Únicamente cuando las usamos revelan su discordancia con el mundo: cuando queremos decir algo. Sólo entonces se intercambian las propias y las ajenas, se mezclan y se reproducen, sólo entonces comienza a producirse una lengua.
Hoy nos está faltando hasta eso. Eso que únicamente se recrea en la práctica sostenida, en las conversaciones. Pensamos que el tiempo de las conversaciones, bien desplegado, es el tiempo mejor aprovechado. Una de las experiencias más típicamente humanas.
Los que vemos amenazadas las cosas que amamos ya no hablamos una lengua común, ya no podemos jugar con sus movimientos, sus equívocos y sugerencias. Apenas podemos balbucear en una lengua muerta que debe reencontrar, en la realidad, su sintaxis, su morfología, su semántica. Debe incluso construirse una nueva etimología.

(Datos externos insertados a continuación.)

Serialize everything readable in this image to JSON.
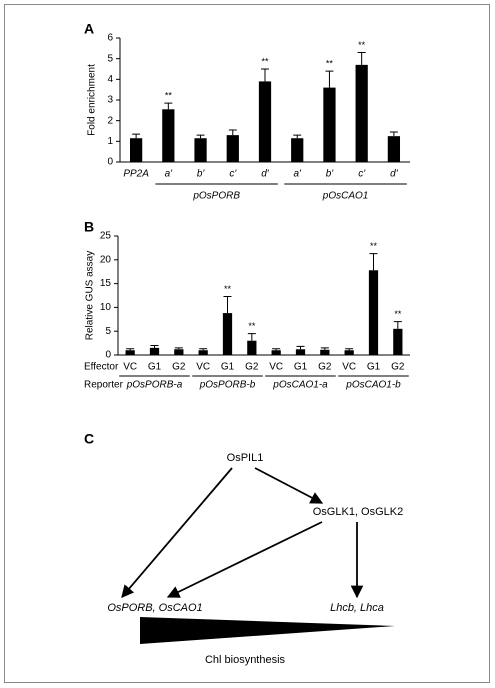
{
  "chart_data": [
    {
      "type": "bar",
      "panel_label": "A",
      "y_label": "Fold enrichment",
      "categories": [
        "PP2A",
        "a'",
        "b'",
        "c'",
        "d'",
        "a'",
        "b'",
        "c'",
        "d'"
      ],
      "groups": [
        "pOsPORB",
        "pOsCAO1"
      ],
      "values": [
        1.15,
        2.55,
        1.15,
        1.3,
        3.9,
        1.15,
        3.6,
        4.7,
        1.25
      ],
      "errors": [
        0.2,
        0.3,
        0.15,
        0.25,
        0.6,
        0.15,
        0.8,
        0.6,
        0.2
      ],
      "significance": [
        null,
        "**",
        null,
        null,
        "**",
        null,
        "**",
        "**",
        null
      ],
      "color": "#000000",
      "ylim": [
        0,
        6
      ],
      "yticks": [
        0,
        1,
        2,
        3,
        4,
        5,
        6
      ]
    },
    {
      "type": "bar",
      "panel_label": "B",
      "y_label": "Relative GUS assay",
      "categories": [
        "VC",
        "G1",
        "G2",
        "VC",
        "G1",
        "G2",
        "VC",
        "G1",
        "G2",
        "VC",
        "G1",
        "G2"
      ],
      "row_labels": [
        "Effector",
        "Reporter"
      ],
      "reporters": [
        "pOsPORB-a",
        "pOsPORB-b",
        "pOsCAO1-a",
        "pOsCAO1-b"
      ],
      "values": [
        1.0,
        1.5,
        1.2,
        1.0,
        8.8,
        3.0,
        1.0,
        1.2,
        1.1,
        1.0,
        17.8,
        5.5
      ],
      "errors": [
        0.3,
        0.5,
        0.3,
        0.3,
        3.5,
        1.5,
        0.3,
        0.6,
        0.4,
        0.3,
        3.5,
        1.5
      ],
      "significance": [
        null,
        null,
        null,
        null,
        "**",
        "**",
        null,
        null,
        null,
        null,
        "**",
        "**"
      ],
      "color": "#000000",
      "ylim": [
        0,
        25
      ],
      "yticks": [
        0,
        5,
        10,
        15,
        20,
        25
      ]
    }
  ],
  "diagram": {
    "panel_label": "C",
    "nodes": [
      "OsPIL1",
      "OsGLK1, OsGLK2",
      "OsPORB, OsCAO1",
      "Lhcb, Lhca"
    ],
    "output": "Chl biosynthesis"
  }
}
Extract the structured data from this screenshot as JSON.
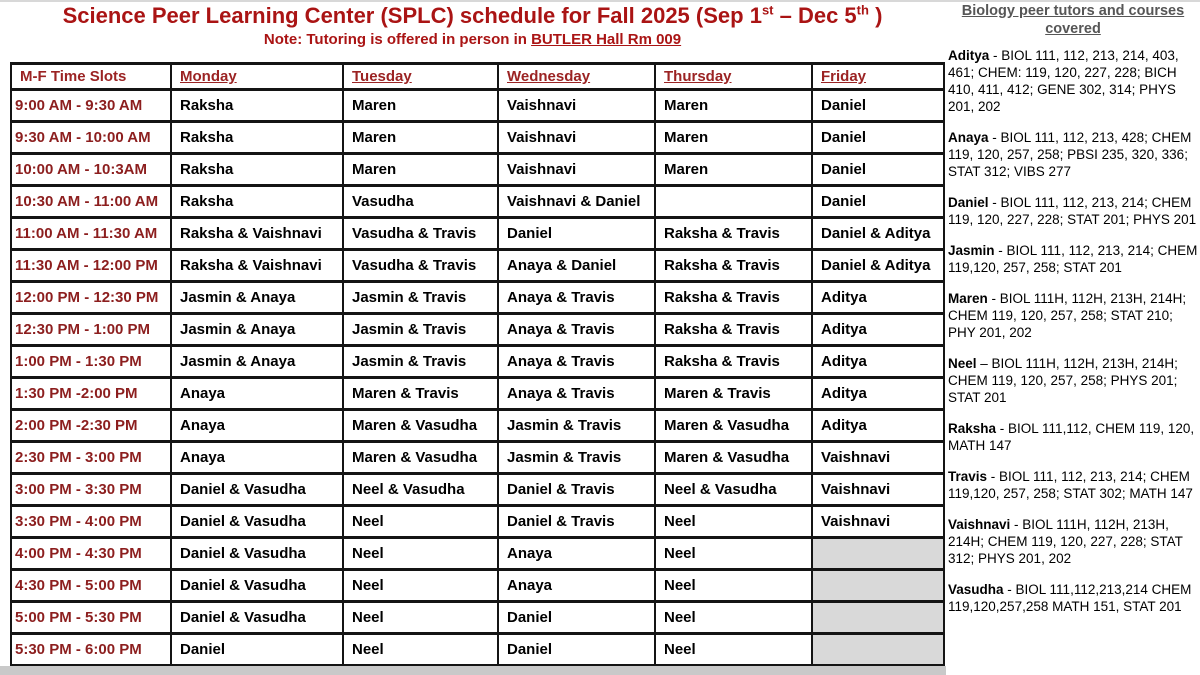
{
  "title": {
    "part1": "Science Peer Learning Center (SPLC) schedule for Fall 2025 (Sep 1",
    "sup1": "st",
    "part2": " – Dec 5",
    "sup2": "th",
    "part3": " )"
  },
  "note": {
    "prefix": "Note: Tutoring is offered in person in ",
    "underlined": "BUTLER Hall Rm 009"
  },
  "table": {
    "headers": [
      "M-F Time Slots",
      "Monday",
      "Tuesday",
      "Wednesday",
      "Thursday",
      "Friday"
    ],
    "rows": [
      {
        "time": "9:00 AM - 9:30 AM",
        "cells": [
          "Raksha",
          "Maren",
          "Vaishnavi",
          "Maren",
          "Daniel"
        ]
      },
      {
        "time": "9:30 AM - 10:00 AM",
        "cells": [
          "Raksha",
          "Maren",
          "Vaishnavi",
          "Maren",
          "Daniel"
        ]
      },
      {
        "time": "10:00 AM - 10:3AM",
        "cells": [
          "Raksha",
          "Maren",
          "Vaishnavi",
          "Maren",
          "Daniel"
        ]
      },
      {
        "time": "10:30 AM - 11:00 AM",
        "cells": [
          "Raksha",
          "Vasudha",
          "Vaishnavi & Daniel",
          "",
          "Daniel"
        ]
      },
      {
        "time": "11:00 AM - 11:30 AM",
        "cells": [
          "Raksha & Vaishnavi",
          "Vasudha & Travis",
          "Daniel",
          "Raksha & Travis",
          "Daniel & Aditya"
        ]
      },
      {
        "time": "11:30 AM - 12:00 PM",
        "cells": [
          "Raksha & Vaishnavi",
          "Vasudha & Travis",
          "Anaya & Daniel",
          "Raksha & Travis",
          "Daniel & Aditya"
        ]
      },
      {
        "time": "12:00 PM - 12:30 PM",
        "cells": [
          "Jasmin & Anaya",
          "Jasmin & Travis",
          "Anaya & Travis",
          "Raksha & Travis",
          "Aditya"
        ]
      },
      {
        "time": "12:30 PM - 1:00 PM",
        "cells": [
          "Jasmin & Anaya",
          "Jasmin & Travis",
          "Anaya & Travis",
          "Raksha & Travis",
          "Aditya"
        ]
      },
      {
        "time": "1:00 PM - 1:30 PM",
        "cells": [
          "Jasmin & Anaya",
          "Jasmin & Travis",
          "Anaya & Travis",
          "Raksha & Travis",
          "Aditya"
        ]
      },
      {
        "time": "1:30 PM -2:00 PM",
        "cells": [
          "Anaya",
          "Maren & Travis",
          "Anaya & Travis",
          "Maren & Travis",
          "Aditya"
        ]
      },
      {
        "time": "2:00 PM -2:30 PM",
        "cells": [
          "Anaya",
          "Maren & Vasudha",
          "Jasmin & Travis",
          "Maren & Vasudha",
          "Aditya"
        ]
      },
      {
        "time": "2:30 PM - 3:00 PM",
        "cells": [
          "Anaya",
          "Maren & Vasudha",
          "Jasmin & Travis",
          "Maren & Vasudha",
          "Vaishnavi"
        ]
      },
      {
        "time": "3:00 PM - 3:30 PM",
        "cells": [
          "Daniel & Vasudha",
          "Neel & Vasudha",
          "Daniel & Travis",
          "Neel & Vasudha",
          "Vaishnavi"
        ]
      },
      {
        "time": "3:30 PM - 4:00 PM",
        "cells": [
          "Daniel & Vasudha",
          "Neel",
          "Daniel & Travis",
          "Neel",
          "Vaishnavi"
        ]
      },
      {
        "time": "4:00 PM - 4:30 PM",
        "cells": [
          "Daniel & Vasudha",
          "Neel",
          "Anaya",
          "Neel",
          null
        ]
      },
      {
        "time": "4:30 PM - 5:00 PM",
        "cells": [
          "Daniel & Vasudha",
          "Neel",
          "Anaya",
          "Neel",
          null
        ]
      },
      {
        "time": "5:00 PM - 5:30 PM",
        "cells": [
          "Daniel & Vasudha",
          "Neel",
          "Daniel",
          "Neel",
          null
        ]
      },
      {
        "time": "5:30 PM - 6:00 PM",
        "cells": [
          "Daniel",
          "Neel",
          "Daniel",
          "Neel",
          null
        ]
      }
    ]
  },
  "sidebar": {
    "heading": "Biology peer tutors and courses covered",
    "tutors": [
      {
        "name": "Aditya",
        "sep": " - ",
        "courses": "BIOL 111, 112, 213, 214, 403, 461; CHEM: 119, 120, 227, 228; BICH 410, 411, 412; GENE 302, 314; PHYS 201, 202"
      },
      {
        "name": "Anaya",
        "sep": " - ",
        "courses": "BIOL 111, 112, 213, 428; CHEM 119, 120, 257, 258; PBSI 235, 320, 336; STAT 312; VIBS 277"
      },
      {
        "name": "Daniel",
        "sep": " - ",
        "courses": "BIOL 111, 112, 213, 214; CHEM 119, 120, 227, 228; STAT 201; PHYS 201"
      },
      {
        "name": "Jasmin",
        "sep": " - ",
        "courses": "BIOL 111, 112, 213, 214; CHEM 119,120, 257, 258; STAT 201"
      },
      {
        "name": "Maren",
        "sep": " - ",
        "courses": "BIOL 111H, 112H,  213H, 214H; CHEM 119, 120, 257, 258; STAT 210; PHY 201, 202"
      },
      {
        "name": "Neel",
        "sep": " – ",
        "courses": "BIOL 111H, 112H, 213H, 214H; CHEM 119, 120, 257, 258; PHYS 201; STAT 201"
      },
      {
        "name": "Raksha",
        "sep": " - ",
        "courses": "BIOL 111,112, CHEM 119, 120, MATH 147"
      },
      {
        "name": "Travis",
        "sep": " - ",
        "courses": "BIOL 111, 112, 213, 214; CHEM 119,120, 257, 258; STAT 302; MATH 147"
      },
      {
        "name": "Vaishnavi",
        "sep": " - ",
        "courses": "BIOL 111H, 112H, 213H, 214H; CHEM 119, 120, 227, 228; STAT 312; PHYS 201, 202"
      },
      {
        "name": "Vasudha",
        "sep": " - ",
        "courses": "BIOL 111,112,213,214 CHEM 119,120,257,258 MATH 151, STAT 201"
      }
    ]
  },
  "colors": {
    "title_red": "#aa1414",
    "time_maroon": "#8c1e1e",
    "day_header_maroon": "#9b2323",
    "sidebar_heading_gray": "#565656",
    "shaded_cell_gray": "#d9d9d9",
    "table_border": "#141414"
  }
}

El apuro por pasar de las palabras a las cosas, como se dice, expone nuestra desnudez patéticamente. Podemos ser como el Penado 14 del tango, que se movía mucho y «murió haciendo señas y nadie lo entendió»…
Pensar, dudar, ponernos de acuerdo, desafiarnos a escribir, arriesgar a la lectura, eludir la esterilidad masturbatoria. Juntarnos a discutir. Eso queremos que nos regalen. Abogamos, en fin, por una nueva camada de revolucionarios de café.
Ojalá encontremos a quienes quieran regalarnos lo que pedimos.
NOTAS:
1 Alfredo Dillon, «La crisis de una habilidad básica: cae la comprensión lectora de los adultos», nota publicada en Infobae el 22 de diciembre de 2024.